Sunday, August 19, 2012

What's "College-Ready"?

With classes beginning this week, it's once again time for beginning-of-year meetings and convocation, which is being held on Tuesday at SLCC. We're using a new textbook (The Academic Writer) in the English department, and the author came to SLCC yesterday morning to give insight into how her book developed and to elaborate upon certain features of the book that might help us teach more effectively.

It was interesting to hear her speak, and I'm glad I went. There were about 30 folks from the English department, which I thought a good turnout. One thing made me think, though, and I kept it in the back of my mind as Dr. Ede gave her talk.

I sat at a table with two other instructors, both of whom introduced themselves to me, but who effectively ignored me. (The woman sitting in the middle, A., introduced herself, then turned to the woman on her left, B., and engaged her in conversation before we got started and during the break, and seemed rather disinterested in conversing with anyone else. B. didn't seem interested in conversation with either of us.) Both the other instructors teach the level of writing that comes after mine in the sequence, although both had taught the level I currently teach. A. was perhaps a few years younger than I, and noted that she did not really enjoy teaching ENGL 1010 because the students were not "not college-ready." I began considering what "college-ready" actually means.

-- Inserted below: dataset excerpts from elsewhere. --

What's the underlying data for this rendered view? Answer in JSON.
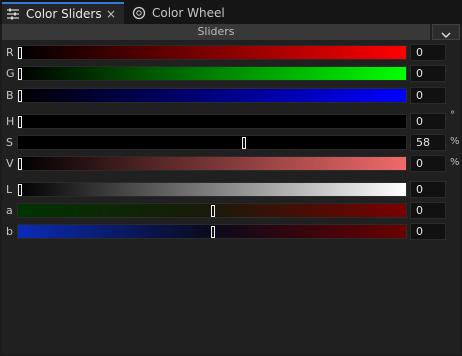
{
  "tabs": [
    {
      "label": "Color Sliders"
    },
    {
      "label": "Color Wheel"
    }
  ],
  "header": {
    "title": "Sliders"
  },
  "icons": {
    "sliders_tab": "sliders-icon",
    "wheel_tab": "color-wheel-icon",
    "close": "close-icon",
    "dropdown": "chevron-down-icon"
  },
  "close_glyph": "×",
  "rows": [
    {
      "label": "R",
      "value": "0",
      "unit": "",
      "level": 0,
      "gradient": "linear-gradient(to right,#000000,#ff0000)"
    },
    {
      "label": "G",
      "value": "0",
      "unit": "",
      "level": 0,
      "gradient": "linear-gradient(to right,#000000,#00ff00)"
    },
    {
      "label": "B",
      "value": "0",
      "unit": "",
      "level": 0,
      "gradient": "linear-gradient(to right,#000000,#0000ff)"
    },
    {
      "label": "H",
      "value": "0",
      "unit": "°",
      "level": 0,
      "gradient": "linear-gradient(to right,#000000,#000000)"
    },
    {
      "label": "S",
      "value": "58",
      "unit": "%",
      "level": 0.58,
      "gradient": "linear-gradient(to right,#000000,#000000)"
    },
    {
      "label": "V",
      "value": "0",
      "unit": "%",
      "level": 0,
      "gradient": "linear-gradient(to right,#000000,#f06a6a)"
    },
    {
      "label": "L",
      "value": "0",
      "unit": "",
      "level": 0,
      "gradient": "linear-gradient(to right,#000000,#ffffff)"
    },
    {
      "label": "a",
      "value": "0",
      "unit": "",
      "level": 0.5,
      "gradient": "linear-gradient(to right,#003300,#1a1a0a 50%,#7a0000)"
    },
    {
      "label": "b",
      "value": "0",
      "unit": "",
      "level": 0.5,
      "gradient": "linear-gradient(to right,#0a2bb8,#0a0a1a 50%,#6a0000)"
    }
  ]
}
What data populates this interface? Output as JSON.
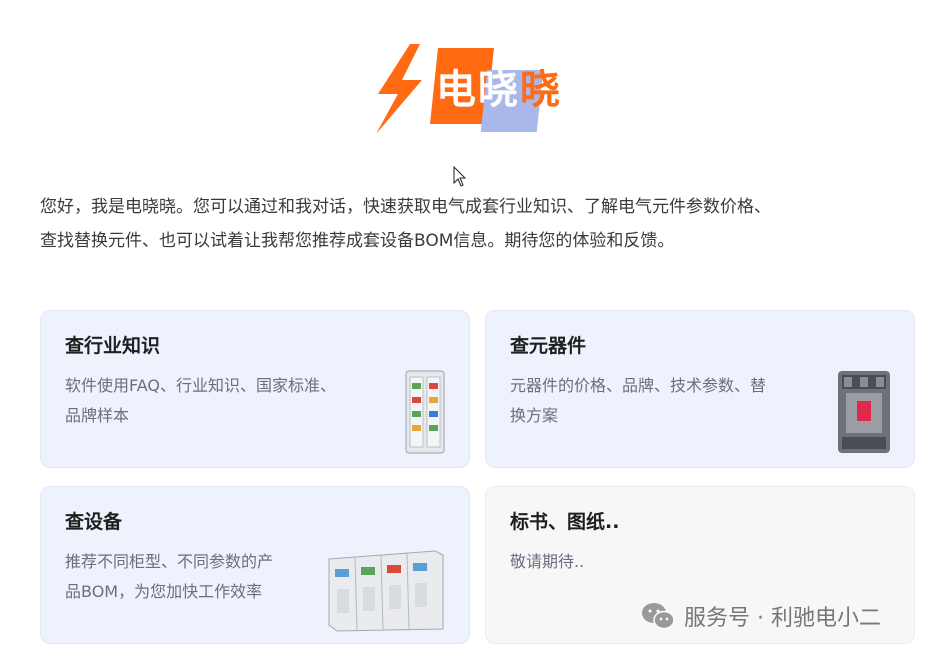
{
  "logo": {
    "brand_chars": [
      "电",
      "晓",
      "晓"
    ],
    "bolt_icon": "lightning-bolt-icon",
    "colors": {
      "orange": "#ff6a12",
      "blue": "#a9b8ea"
    }
  },
  "intro": {
    "line1": "您好，我是电晓晓。您可以通过和我对话，快速获取电气成套行业知识、了解电气元件参数价格、",
    "line2": "查找替换元件、也可以试着让我帮您推荐成套设备BOM信息。期待您的体验和反馈。"
  },
  "cards": [
    {
      "title": "查行业知识",
      "desc_line1": "软件使用FAQ、行业知识、国家标准、",
      "desc_line2": "品牌样本",
      "image": "switchgear-cabinet-icon"
    },
    {
      "title": "查元器件",
      "desc_line1": "元器件的价格、品牌、技术参数、替",
      "desc_line2": "换方案",
      "image": "circuit-breaker-icon"
    },
    {
      "title": "查设备",
      "desc_line1": "推荐不同柜型、不同参数的产",
      "desc_line2": "品BOM，为您加快工作效率",
      "image": "cabinet-row-icon"
    },
    {
      "title": "标书、图纸..",
      "desc_line1": "敬请期待..",
      "desc_line2": ""
    }
  ],
  "watermark": {
    "text": "服务号 · 利驰电小二",
    "icon": "wechat-icon"
  },
  "colors": {
    "card_bg": "#eef2fd",
    "card_disabled_bg": "#f7f7f8",
    "accent": "#ff6a12"
  }
}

Does it mean that the students who come to college shouldn't need ENGL 1010? Should their writing skills be such that they shouldn't need to take writing courses at all?  Do we tell students who are in their 40s and 50s, who have spent decades developing professionally without having gone to college, that they're not college ready simply because they might never have been strong writers? (Especially if they've been out of school for a few decades.) 

I find such an attitude dismissive towards students who may, in fact, have been strong students, academically speaking, when they were in high school, but may need a refresher, or need an instructor who can finally make sense of any writing and reading issues they faced while enrolled in school previously. There are skills skills that need to be taught; one of the reasons one attends college to begin with is so that one can be taught those skills. There are always learning curves, both academically and in terms of attitude.

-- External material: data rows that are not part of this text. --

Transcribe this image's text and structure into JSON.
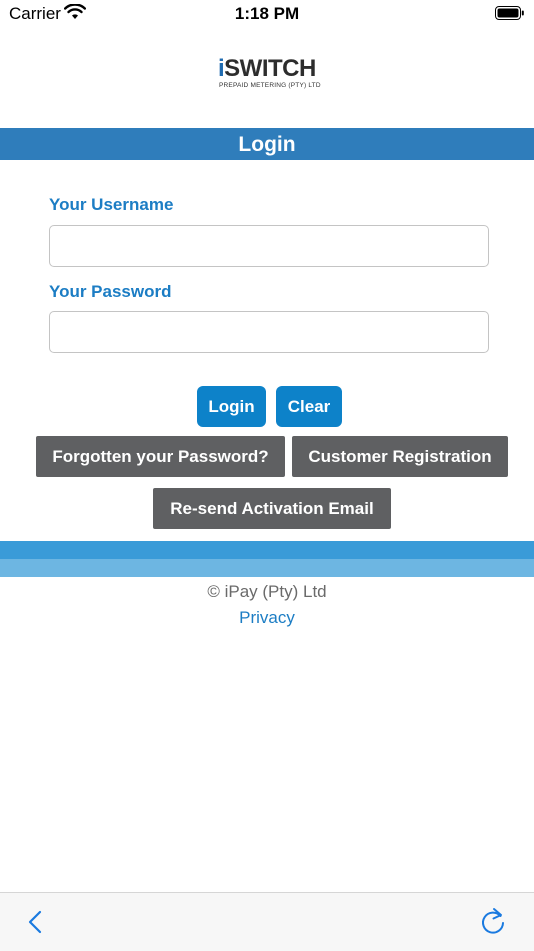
{
  "status_bar": {
    "carrier": "Carrier",
    "time": "1:18 PM",
    "wifi_icon": "wifi-icon",
    "battery_icon": "battery-icon"
  },
  "logo": {
    "brand_i": "i",
    "brand_rest": "SWITCH",
    "tagline": "PREPAID METERING (PTY) LTD"
  },
  "header": {
    "title": "Login"
  },
  "form": {
    "username_label": "Your Username",
    "username_value": "",
    "password_label": "Your Password",
    "password_value": ""
  },
  "buttons": {
    "login": "Login",
    "clear": "Clear",
    "forgot": "Forgotten your Password?",
    "register": "Customer Registration",
    "resend": "Re-send Activation Email"
  },
  "footer": {
    "copyright": "© iPay (Pty) Ltd",
    "privacy": "Privacy"
  },
  "toolbar": {
    "back_icon": "chevron-left-icon",
    "reload_icon": "reload-icon"
  },
  "colors": {
    "header_blue": "#2f7dbb",
    "label_blue": "#1c7dc4",
    "button_blue": "#0d82c9",
    "button_gray": "#5f6062",
    "band_dark": "#3a9bd8",
    "band_light": "#6db6e2"
  }
}
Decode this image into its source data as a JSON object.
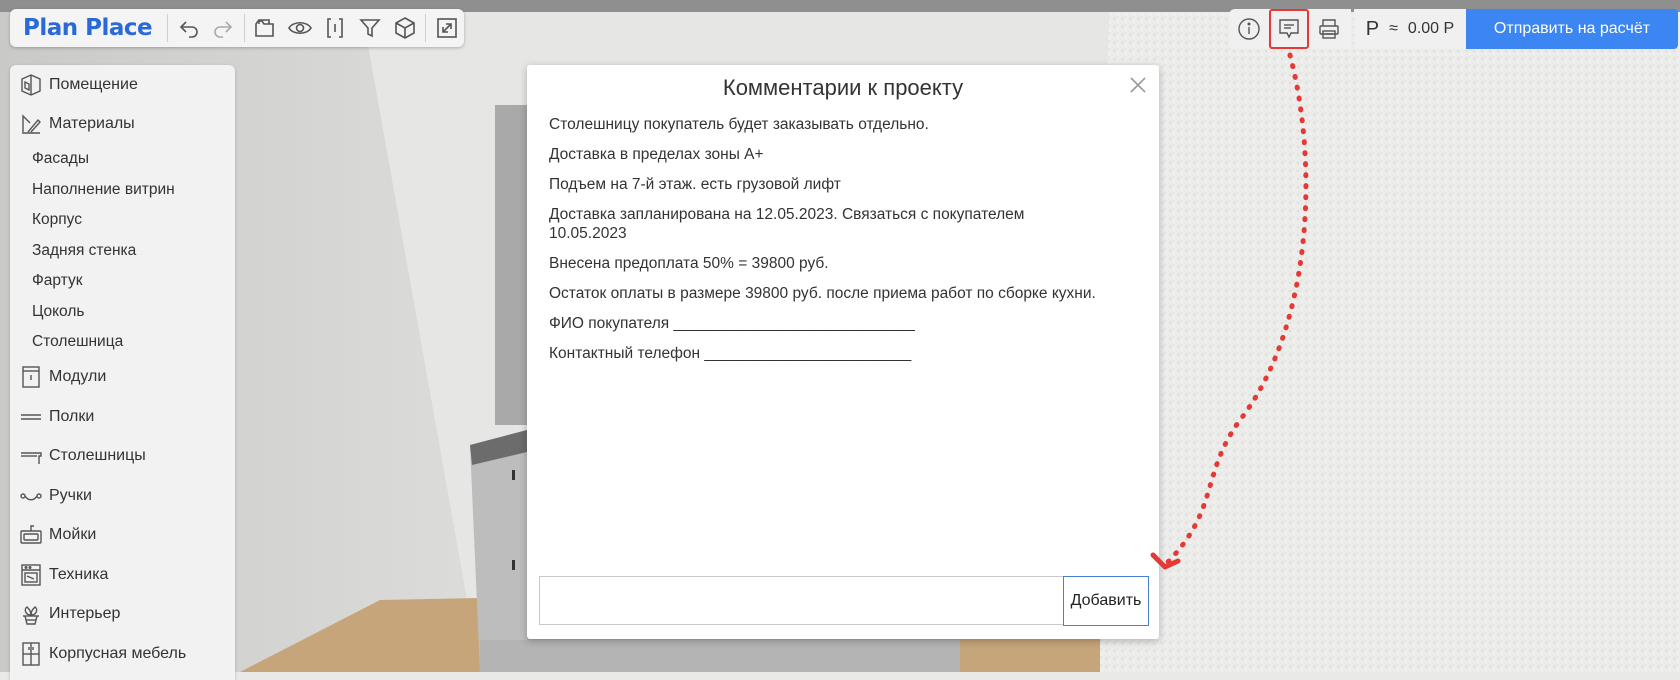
{
  "app": {
    "logo": "Plan Place"
  },
  "toolbar": {
    "buttons": [
      {
        "name": "undo-button",
        "icon": "undo-icon"
      },
      {
        "name": "redo-button",
        "icon": "redo-icon"
      },
      {
        "name": "open-project-button",
        "icon": "folder-icon"
      },
      {
        "name": "view-button",
        "icon": "eye-icon"
      },
      {
        "name": "dimensions-button",
        "icon": "frame-brackets-icon"
      },
      {
        "name": "filter-button",
        "icon": "funnel-icon"
      },
      {
        "name": "3d-view-button",
        "icon": "cube-icon"
      },
      {
        "name": "fullscreen-button",
        "icon": "expand-icon"
      }
    ]
  },
  "topright": {
    "buttons": [
      {
        "name": "info-button",
        "icon": "info-icon"
      },
      {
        "name": "comments-button",
        "icon": "comment-icon",
        "active": true
      },
      {
        "name": "print-button",
        "icon": "printer-icon"
      }
    ],
    "currency_symbol": "Р",
    "approx": "≈",
    "price": "0.00 Р",
    "send_label": "Отправить на расчёт"
  },
  "sidebar": {
    "items": [
      {
        "label": "Помещение",
        "icon": "room-icon"
      },
      {
        "label": "Материалы",
        "icon": "materials-icon"
      },
      {
        "label": "Модули",
        "icon": "module-icon"
      },
      {
        "label": "Полки",
        "icon": "shelf-icon"
      },
      {
        "label": "Столешницы",
        "icon": "countertop-icon"
      },
      {
        "label": "Ручки",
        "icon": "handle-icon"
      },
      {
        "label": "Мойки",
        "icon": "sink-icon"
      },
      {
        "label": "Техника",
        "icon": "oven-icon"
      },
      {
        "label": "Интерьер",
        "icon": "plant-icon"
      },
      {
        "label": "Корпусная мебель",
        "icon": "cabinet-icon"
      }
    ],
    "material_subitems": [
      "Фасады",
      "Наполнение витрин",
      "Корпус",
      "Задняя стенка",
      "Фартук",
      "Цоколь",
      "Столешница"
    ]
  },
  "modal": {
    "title": "Комментарии к проекту",
    "comments": [
      "Столешницу покупатель будет заказывать отдельно.",
      "Доставка в пределах зоны А+",
      "Подъем на 7-й этаж. есть грузовой лифт",
      "Доставка запланирована на 12.05.2023. Связаться с покупателем 10.05.2023",
      "Внесена предоплата 50% = 39800 руб.",
      "Остаток оплаты в размере 39800 руб. после приема работ по сборке кухни.",
      "ФИО покупателя ____________________________",
      "Контактный телефон ________________________"
    ],
    "input_value": "",
    "add_label": "Добавить"
  },
  "colors": {
    "brand": "#2a6ad8",
    "send_button": "#3b86f2",
    "annotation_red": "#e53935"
  }
}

Or is it that they're not "college-ready" because of other reasons, such as attitude and expectations? It's a change going from high school to college, or from working full-time, developing a career, and going back to college after time away. Students should be allowed to take a semester or two to realign their expectations and learn what it means to be a college student.

It's an attitude I'm beginning to see in some younger teachers who were fantastic students their entire lives; if they never struggled in school, if they went straight from high school to college to grad school with no real academic problems, there's less of an understanding towards those who didn't do things that way.

If you're looking for students to enroll in college and immediately be "college ready," I wonder what exactly you're expecting from students. One of our jobs as teachers is to help students become as ready as they can be, with all that entails.

1 comment:

  1. Yes, I hear these comments all the time. Reminds me of how many of our colleagues really don't expect to do any real teaching at all. Should anyone be "college ready" when they get to college? And if "college ready" simply means not needing any "remediation" --whatever that means-- then at least half of the students entering college today fall into that category.

    I'm really intrigued by Maine's (am I right about that?) proposal to have high schools pay for every remedial class that their graduates must take in college. Not sure it's the right solution, but at least someone's talking about closing the gap between high school and college.